Tommy adjusted his glasses and yelled, "When I was your age, I used to carry buckets of water on my head to other men in these hundred-degree days! And guess what? I had to climb up massive buildings for them to receive the water in these hundred-degree days!"
I yelled back, "When you were my age, you didn't have to trick some little snobby-ass kid to give you money!"
"Is that how you keep getting that money?" he asked.
"That's not the point!" I hollered, "The point is: you need to cut me some slack!"
"How about I reduce your pay?" he asked. He grinned evilly.
I faked horror as I replied, "You don't even pay me."
Tommy scratched the back of his head. "Ok, fine. Just give me the money." He extended his open palm. I reached into my back pocket and brought out the credits. I placed them in his hand. He counted it carefully. When he was done, he eyed me. "You're short four credits."
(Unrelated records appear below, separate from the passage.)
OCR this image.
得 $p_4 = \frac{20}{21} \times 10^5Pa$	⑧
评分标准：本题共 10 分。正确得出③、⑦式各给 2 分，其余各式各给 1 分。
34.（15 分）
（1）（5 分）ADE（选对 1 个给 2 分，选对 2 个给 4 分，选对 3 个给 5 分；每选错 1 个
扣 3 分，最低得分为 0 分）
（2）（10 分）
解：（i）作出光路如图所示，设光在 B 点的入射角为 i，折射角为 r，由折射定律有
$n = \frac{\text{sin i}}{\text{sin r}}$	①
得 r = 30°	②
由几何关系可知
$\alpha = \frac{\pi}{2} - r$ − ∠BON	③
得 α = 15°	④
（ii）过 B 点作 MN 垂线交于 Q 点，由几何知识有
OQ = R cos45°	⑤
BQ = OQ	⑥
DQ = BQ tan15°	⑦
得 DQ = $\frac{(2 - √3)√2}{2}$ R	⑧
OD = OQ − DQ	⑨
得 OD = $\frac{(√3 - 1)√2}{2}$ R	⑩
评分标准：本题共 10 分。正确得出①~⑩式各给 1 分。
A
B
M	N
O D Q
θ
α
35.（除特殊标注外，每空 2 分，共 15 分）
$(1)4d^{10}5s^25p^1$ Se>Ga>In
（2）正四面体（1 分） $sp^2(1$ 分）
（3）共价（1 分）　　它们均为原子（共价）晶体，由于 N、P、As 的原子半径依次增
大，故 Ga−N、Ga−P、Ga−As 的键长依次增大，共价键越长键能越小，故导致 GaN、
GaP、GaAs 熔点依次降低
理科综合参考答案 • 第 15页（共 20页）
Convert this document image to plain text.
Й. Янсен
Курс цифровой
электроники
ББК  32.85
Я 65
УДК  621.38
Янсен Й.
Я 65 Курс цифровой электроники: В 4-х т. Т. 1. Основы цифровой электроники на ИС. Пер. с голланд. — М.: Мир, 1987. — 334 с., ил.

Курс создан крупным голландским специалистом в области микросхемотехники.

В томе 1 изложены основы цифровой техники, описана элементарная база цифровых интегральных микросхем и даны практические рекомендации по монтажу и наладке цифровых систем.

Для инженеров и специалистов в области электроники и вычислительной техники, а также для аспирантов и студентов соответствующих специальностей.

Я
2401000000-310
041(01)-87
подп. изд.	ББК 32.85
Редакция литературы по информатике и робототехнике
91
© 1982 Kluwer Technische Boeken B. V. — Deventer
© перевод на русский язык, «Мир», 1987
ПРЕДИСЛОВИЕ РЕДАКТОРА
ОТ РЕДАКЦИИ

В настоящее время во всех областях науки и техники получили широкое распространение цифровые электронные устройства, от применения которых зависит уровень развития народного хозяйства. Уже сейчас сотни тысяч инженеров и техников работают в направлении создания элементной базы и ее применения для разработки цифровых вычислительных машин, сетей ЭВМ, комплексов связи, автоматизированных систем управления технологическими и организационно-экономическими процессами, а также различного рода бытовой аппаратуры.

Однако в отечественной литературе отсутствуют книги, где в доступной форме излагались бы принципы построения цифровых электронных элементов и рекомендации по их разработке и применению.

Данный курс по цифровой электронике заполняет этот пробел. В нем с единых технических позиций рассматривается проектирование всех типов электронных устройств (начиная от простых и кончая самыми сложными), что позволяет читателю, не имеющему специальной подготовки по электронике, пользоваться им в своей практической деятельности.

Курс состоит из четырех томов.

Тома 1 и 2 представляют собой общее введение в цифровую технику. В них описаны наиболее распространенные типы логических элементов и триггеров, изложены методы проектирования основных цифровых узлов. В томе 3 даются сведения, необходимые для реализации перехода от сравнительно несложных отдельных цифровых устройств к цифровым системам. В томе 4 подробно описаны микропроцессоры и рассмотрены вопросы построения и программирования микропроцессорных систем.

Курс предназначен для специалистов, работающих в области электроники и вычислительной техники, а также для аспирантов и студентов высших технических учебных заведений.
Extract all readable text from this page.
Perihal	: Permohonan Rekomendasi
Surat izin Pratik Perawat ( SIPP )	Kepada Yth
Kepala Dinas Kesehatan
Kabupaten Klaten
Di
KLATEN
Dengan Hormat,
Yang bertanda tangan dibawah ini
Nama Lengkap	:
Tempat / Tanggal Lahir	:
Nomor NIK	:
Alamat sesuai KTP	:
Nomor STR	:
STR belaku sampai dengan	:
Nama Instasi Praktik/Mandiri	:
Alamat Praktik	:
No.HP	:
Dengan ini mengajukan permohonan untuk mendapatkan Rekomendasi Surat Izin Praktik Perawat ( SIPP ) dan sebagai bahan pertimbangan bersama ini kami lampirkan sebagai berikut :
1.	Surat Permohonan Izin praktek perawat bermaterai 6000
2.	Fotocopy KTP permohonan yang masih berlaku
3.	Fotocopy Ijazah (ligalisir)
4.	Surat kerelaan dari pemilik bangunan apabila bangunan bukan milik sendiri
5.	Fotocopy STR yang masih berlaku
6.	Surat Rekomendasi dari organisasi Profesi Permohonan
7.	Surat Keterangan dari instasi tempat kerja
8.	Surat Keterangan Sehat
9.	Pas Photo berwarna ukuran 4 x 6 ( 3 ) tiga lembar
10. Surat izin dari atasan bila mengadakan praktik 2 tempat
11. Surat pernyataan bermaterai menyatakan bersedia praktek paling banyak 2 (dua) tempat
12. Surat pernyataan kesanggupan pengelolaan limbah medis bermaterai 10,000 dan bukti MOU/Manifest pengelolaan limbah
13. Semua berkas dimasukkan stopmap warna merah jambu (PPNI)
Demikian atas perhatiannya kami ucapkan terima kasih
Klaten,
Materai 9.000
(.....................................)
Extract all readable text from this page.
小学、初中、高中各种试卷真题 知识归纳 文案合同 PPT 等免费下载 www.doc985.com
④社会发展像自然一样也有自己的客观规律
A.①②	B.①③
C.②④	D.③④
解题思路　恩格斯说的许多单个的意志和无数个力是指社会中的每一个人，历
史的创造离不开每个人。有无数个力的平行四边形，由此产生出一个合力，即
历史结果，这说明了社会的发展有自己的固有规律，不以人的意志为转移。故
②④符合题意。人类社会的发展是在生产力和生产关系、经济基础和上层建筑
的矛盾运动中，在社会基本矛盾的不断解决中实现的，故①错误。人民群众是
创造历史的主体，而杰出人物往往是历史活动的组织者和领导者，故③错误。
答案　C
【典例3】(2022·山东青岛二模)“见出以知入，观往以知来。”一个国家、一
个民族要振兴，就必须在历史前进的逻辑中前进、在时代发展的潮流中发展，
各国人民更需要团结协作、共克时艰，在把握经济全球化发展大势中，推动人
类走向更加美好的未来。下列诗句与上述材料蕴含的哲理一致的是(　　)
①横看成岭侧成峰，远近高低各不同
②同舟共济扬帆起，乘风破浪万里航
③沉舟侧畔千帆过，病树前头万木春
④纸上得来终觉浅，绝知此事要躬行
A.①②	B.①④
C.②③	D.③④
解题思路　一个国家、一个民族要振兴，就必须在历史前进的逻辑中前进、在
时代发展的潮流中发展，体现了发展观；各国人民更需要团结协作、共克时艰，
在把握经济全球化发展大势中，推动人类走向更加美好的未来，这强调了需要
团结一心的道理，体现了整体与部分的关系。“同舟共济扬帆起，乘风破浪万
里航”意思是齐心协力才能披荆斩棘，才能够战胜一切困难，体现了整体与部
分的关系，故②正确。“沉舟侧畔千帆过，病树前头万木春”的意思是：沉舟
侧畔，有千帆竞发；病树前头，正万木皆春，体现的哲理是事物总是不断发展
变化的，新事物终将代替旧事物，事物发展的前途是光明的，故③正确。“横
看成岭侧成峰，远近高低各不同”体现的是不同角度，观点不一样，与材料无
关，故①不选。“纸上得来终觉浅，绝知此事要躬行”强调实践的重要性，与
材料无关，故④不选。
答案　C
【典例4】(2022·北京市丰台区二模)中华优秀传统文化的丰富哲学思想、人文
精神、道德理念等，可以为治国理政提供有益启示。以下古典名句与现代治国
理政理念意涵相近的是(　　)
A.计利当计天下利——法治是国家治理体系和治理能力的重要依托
I frowned. "Yeah, I know," I answered, "This is where the slack comes in."
Tommy looked at me and then looked at the clock on the wall behind me. "Fine," he reluctantly said, "I can't take all day on this."
He stamped my hand with a small X and beckoned me to follow him. I knew the drill. I ran around the shop and closed all the blinds. There could be no curious eyes here. When I was finished, Tommy went to the back of the shop and opened a small closet. There was a little shoebox on the floor next to various other cleaning appliances. He raised his foot and stomped on the empty shoebox. Nothing happened for the next few seconds. I counted to ten, and the entire shop floor creaked. The rumble could be felt up to my waist. It made my legs numb. The floor began to descend into the ground like an elevator. I smiled. The fun was about to get started.